The revenue issue isn’t limited to CBS’s programming. A recent report says late-night shows are hemorrhaging cash.

Across the top six late-night programs, ad revenue is down more than 50% since 2014, and more than 60% from its peak in 2016.

A separate report offers equally gloomy numbers.

In 2018, seven late night programs — NBC’s “Tonight” and “Late Night,” CBS’ “Late Show” and “Late Late Show,” ABC’s “Jimmy Kimmel Live,” Comedy Central’s “Daily Show” and NBC’s “Saturday Night Live” — drew more than $698 million in advertising in 2018, according to Vivvix, a tracker of ad spending. By 2022, that total came to $412.7 million — a drop of approximately 41% over five years.

Enter the looming writer’s strike. Should Hollywood scribes close their laptops for any length of time it could dramatically impact the late-night landscape, according to Forbes.com.

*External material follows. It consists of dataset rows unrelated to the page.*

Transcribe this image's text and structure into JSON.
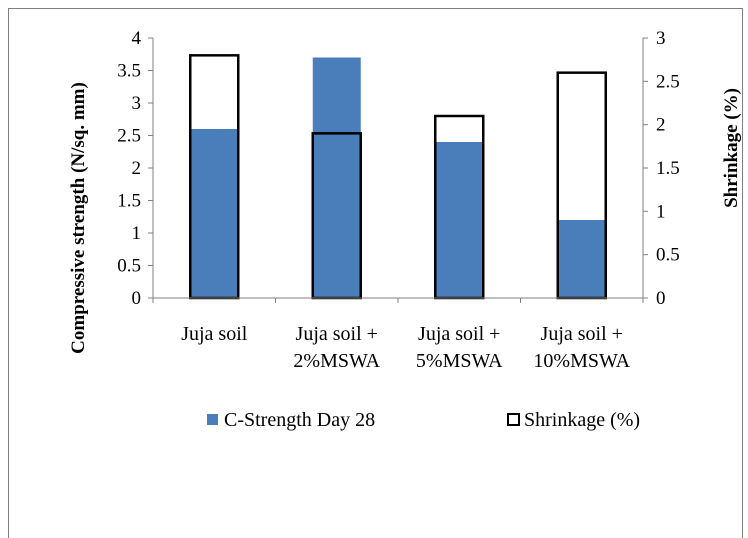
{
  "chart_data": {
    "type": "bar",
    "categories": [
      [
        "Juja soil"
      ],
      [
        "Juja soil +",
        "2%MSWA"
      ],
      [
        "Juja soil +",
        "5%MSWA"
      ],
      [
        "Juja soil +",
        "10%MSWA"
      ]
    ],
    "series": [
      {
        "name": "C-Strength Day 28",
        "axis": "left",
        "values": [
          2.6,
          3.7,
          2.4,
          1.2
        ],
        "fill": "#4a7ebb",
        "stroke": "none"
      },
      {
        "name": "Shrinkage (%)",
        "axis": "right",
        "values": [
          2.8,
          1.9,
          2.1,
          2.6
        ],
        "fill": "none",
        "stroke": "#000000"
      }
    ],
    "ylabel": "Compressive strength (N/sq. mm)",
    "y2label": "Shrinkage (%)",
    "ylim": [
      0,
      4
    ],
    "y2lim": [
      0,
      3
    ],
    "yticks": [
      "0",
      "0.5",
      "1",
      "1.5",
      "2",
      "2.5",
      "3",
      "3.5",
      "4"
    ],
    "y2ticks": [
      "0",
      "0.5",
      "1",
      "1.5",
      "2",
      "2.5",
      "3"
    ],
    "grid": false,
    "legend_position": "bottom"
  }
}
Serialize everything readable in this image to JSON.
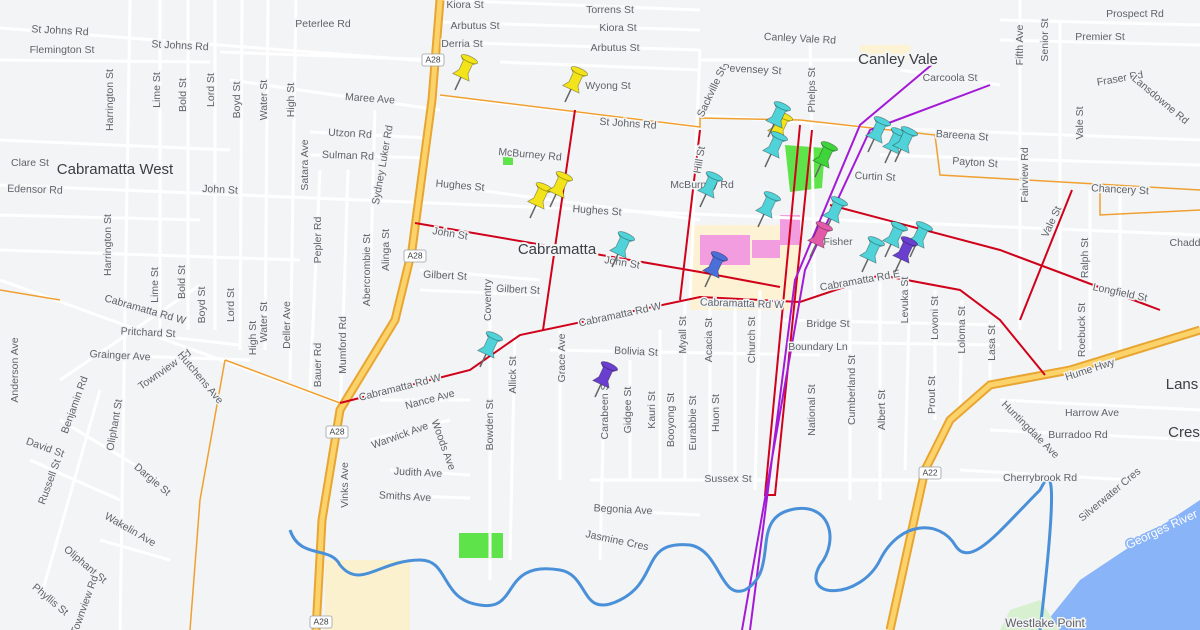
{
  "places": [
    "Cabramatta West",
    "Cabramatta",
    "Canley Vale",
    "Lans",
    "Cres"
  ],
  "streets": [
    "Kiora St",
    "Torrens St",
    "Arbutus St",
    "Kiora St",
    "Derria St",
    "Arbutus St",
    "Wyong St",
    "Peterlee Rd",
    "St Johns Rd",
    "St Johns Rd",
    "Flemington St",
    "Maree Ave",
    "St Johns Rd",
    "Utzon Rd",
    "Sulman Rd",
    "McBurney Rd",
    "Clare St",
    "Edensor Rd",
    "John St",
    "Hughes St",
    "Hughes St",
    "John St",
    "John St",
    "Gilbert St",
    "Gilbert St",
    "Cabramatta Rd W",
    "Pritchard St",
    "Grainger Ave",
    "Townview Rd",
    "Cabramatta Rd W",
    "Cabramatta Rd W",
    "Cabramatta Rd W",
    "Cabramatta Rd E",
    "Bridge St",
    "Boundary Ln",
    "Bolivia St",
    "Nance Ave",
    "Warwick Ave",
    "Judith Ave",
    "Smiths Ave",
    "Sussex St",
    "Begonia Ave",
    "Jasmine Cres",
    "Canley Vale Rd",
    "Pevensey St",
    "Prospect Rd",
    "Premier St",
    "Fraser Rd",
    "Carcoola St",
    "Bareena St",
    "Payton St",
    "Curtin St",
    "Chancery St",
    "Lansdowne Rd",
    "Longfield St",
    "Hume Hwy",
    "Harrow Ave",
    "Burradoo Rd",
    "Cherrybrook Rd",
    "Silverwater Cres",
    "Georges River",
    "Westlake Point",
    "National St",
    "Cumberland St",
    "Albert St",
    "Prout St",
    "Levuka St",
    "Lovoni St",
    "Loloma St",
    "Lasa St",
    "Ralph St",
    "Roebuck St",
    "Vale St",
    "Vale St",
    "Fairview Rd",
    "Harrington St",
    "Harrington St",
    "Lime St",
    "Bold St",
    "Lord St",
    "Boyd St",
    "Water St",
    "High St",
    "Satara Ave",
    "Sydney Luker Rd",
    "Alinga St",
    "Pepler Rd",
    "Abercrombie St",
    "Mumford Rd",
    "Bauer Rd",
    "Deller Ave",
    "Water St",
    "High St",
    "Boyd St",
    "Bold St",
    "Lord St",
    "Lime St",
    "Anderson Ave",
    "Benjamin Rd",
    "Oliphant St",
    "David St",
    "Russell St",
    "Dargie St",
    "Wakelin Ave",
    "Oliphant St",
    "Phyllis St",
    "Townview Rd",
    "Hutchens Ave",
    "Vinks Ave",
    "Woods Ave",
    "Bowden St",
    "Coventry",
    "Allick St",
    "Grace Ave",
    "Carabeen St",
    "Gidgee St",
    "Kauri St",
    "Booyong St",
    "Eurabbie St",
    "Huon St",
    "Myall St",
    "Acacia St",
    "Church St",
    "Sackville St",
    "Hill St",
    "Phelps St",
    "Fifth Ave",
    "Senior St",
    "Huntingdale Ave",
    "Fisher",
    "Chadd",
    "McBurney Rd"
  ],
  "shields": [
    "A28",
    "A28",
    "A28",
    "A28",
    "A22"
  ]
}
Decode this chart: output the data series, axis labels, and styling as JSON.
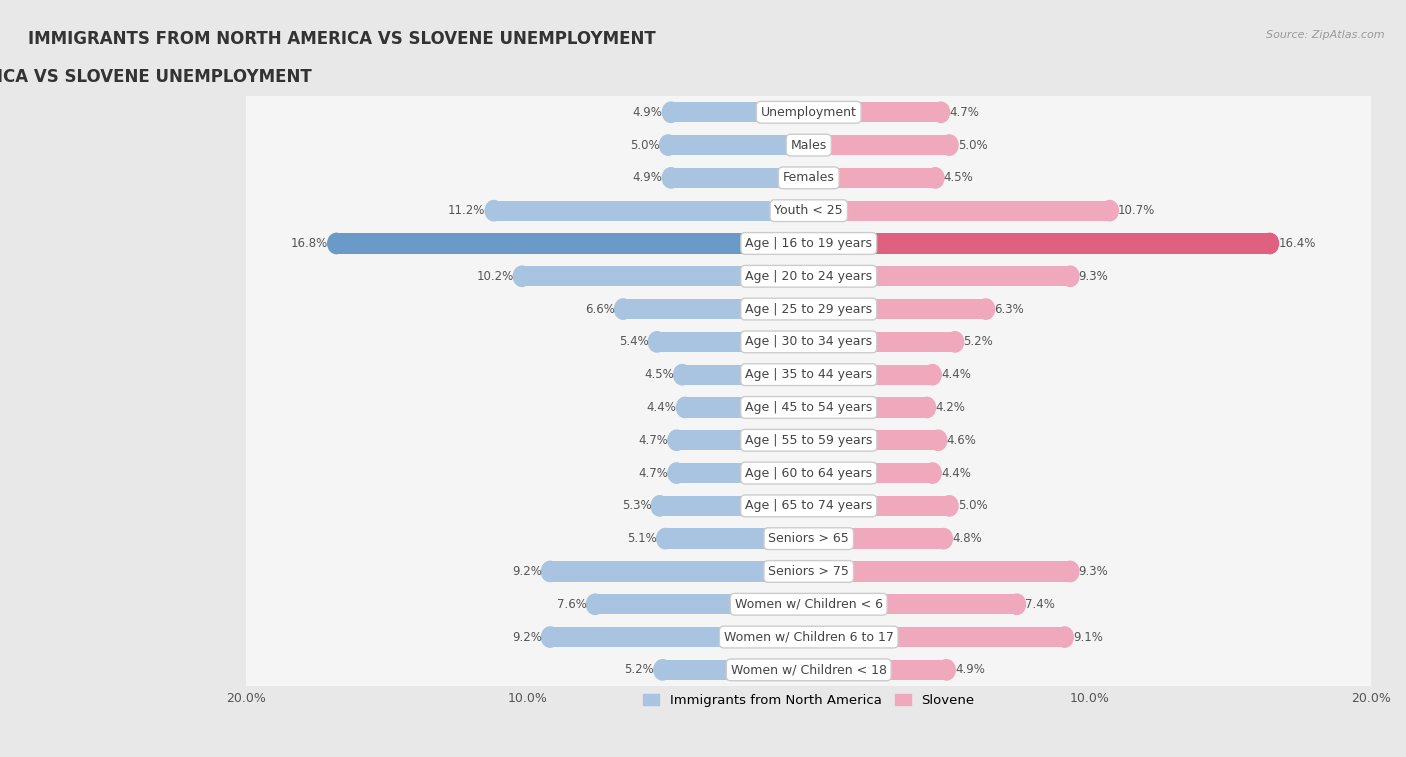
{
  "title": "IMMIGRANTS FROM NORTH AMERICA VS SLOVENE UNEMPLOYMENT",
  "source": "Source: ZipAtlas.com",
  "categories": [
    "Unemployment",
    "Males",
    "Females",
    "Youth < 25",
    "Age | 16 to 19 years",
    "Age | 20 to 24 years",
    "Age | 25 to 29 years",
    "Age | 30 to 34 years",
    "Age | 35 to 44 years",
    "Age | 45 to 54 years",
    "Age | 55 to 59 years",
    "Age | 60 to 64 years",
    "Age | 65 to 74 years",
    "Seniors > 65",
    "Seniors > 75",
    "Women w/ Children < 6",
    "Women w/ Children 6 to 17",
    "Women w/ Children < 18"
  ],
  "left_values": [
    4.9,
    5.0,
    4.9,
    11.2,
    16.8,
    10.2,
    6.6,
    5.4,
    4.5,
    4.4,
    4.7,
    4.7,
    5.3,
    5.1,
    9.2,
    7.6,
    9.2,
    5.2
  ],
  "right_values": [
    4.7,
    5.0,
    4.5,
    10.7,
    16.4,
    9.3,
    6.3,
    5.2,
    4.4,
    4.2,
    4.6,
    4.4,
    5.0,
    4.8,
    9.3,
    7.4,
    9.1,
    4.9
  ],
  "left_color": "#a8c4e0",
  "right_color": "#f0a8bc",
  "left_color_highlight": "#6a9bc8",
  "right_color_highlight": "#e06080",
  "left_label": "Immigrants from North America",
  "right_label": "Slovene",
  "axis_max": 20.0,
  "bg_color": "#e8e8e8",
  "row_color": "#f5f5f5",
  "label_fontsize": 9.0,
  "title_fontsize": 12,
  "value_fontsize": 8.5,
  "highlight_row": 4
}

The outlet shares a nightmare scenario where everyone from Jimmy Fallon to Seth Meyers moves on to more profitable ventures.

Among the immediate stoppage victims would be the broadcast networks’ late-night talk shows, which depend heavily on topical humor and daily output from their busy writers rooms. Next in line for disruption would be weekly, highly topical programs such as Saturday Night Live, This Week with John Oliver, and Real Time with Bill Maher….

The big broadcast late-night shows may indeed come back even from a lengthy writers strike. But it seems unlikely they’ll stick around for a long time after, especially after Kimmel, Fallon, Colbert, and Seth Myers head off to other ventures or well-deserved retirements.

The pop culture landscape is changing, and that hardly helps a late-night institution that dates back to the 1960s.

Think:

  • Streaming platforms
  • YouTube
  • Podcasts
  • Facebook, Twitter, TikTok and more

Each takes a bite out of the consumer’s leisure time, making late-night showcases less vital. Still, the various media pieces ignore the obvious. Most late-night shows are aggressively partisan, uniformly liberal and prefer clapter to entertainment.

They’ve collectively chased half the country away, and they’re not returning anytime soon. In retrospect, that may be the biggest reason late-night TV is on borrowed time.

Not good riddance but riddance,” ABC propagandist Jimmy Kimmel said in 2017 about his shift to the far-Left, and his shtick has only grown nastier since then.

Turns out the feeling may be mutual, with or without a writer’s strike.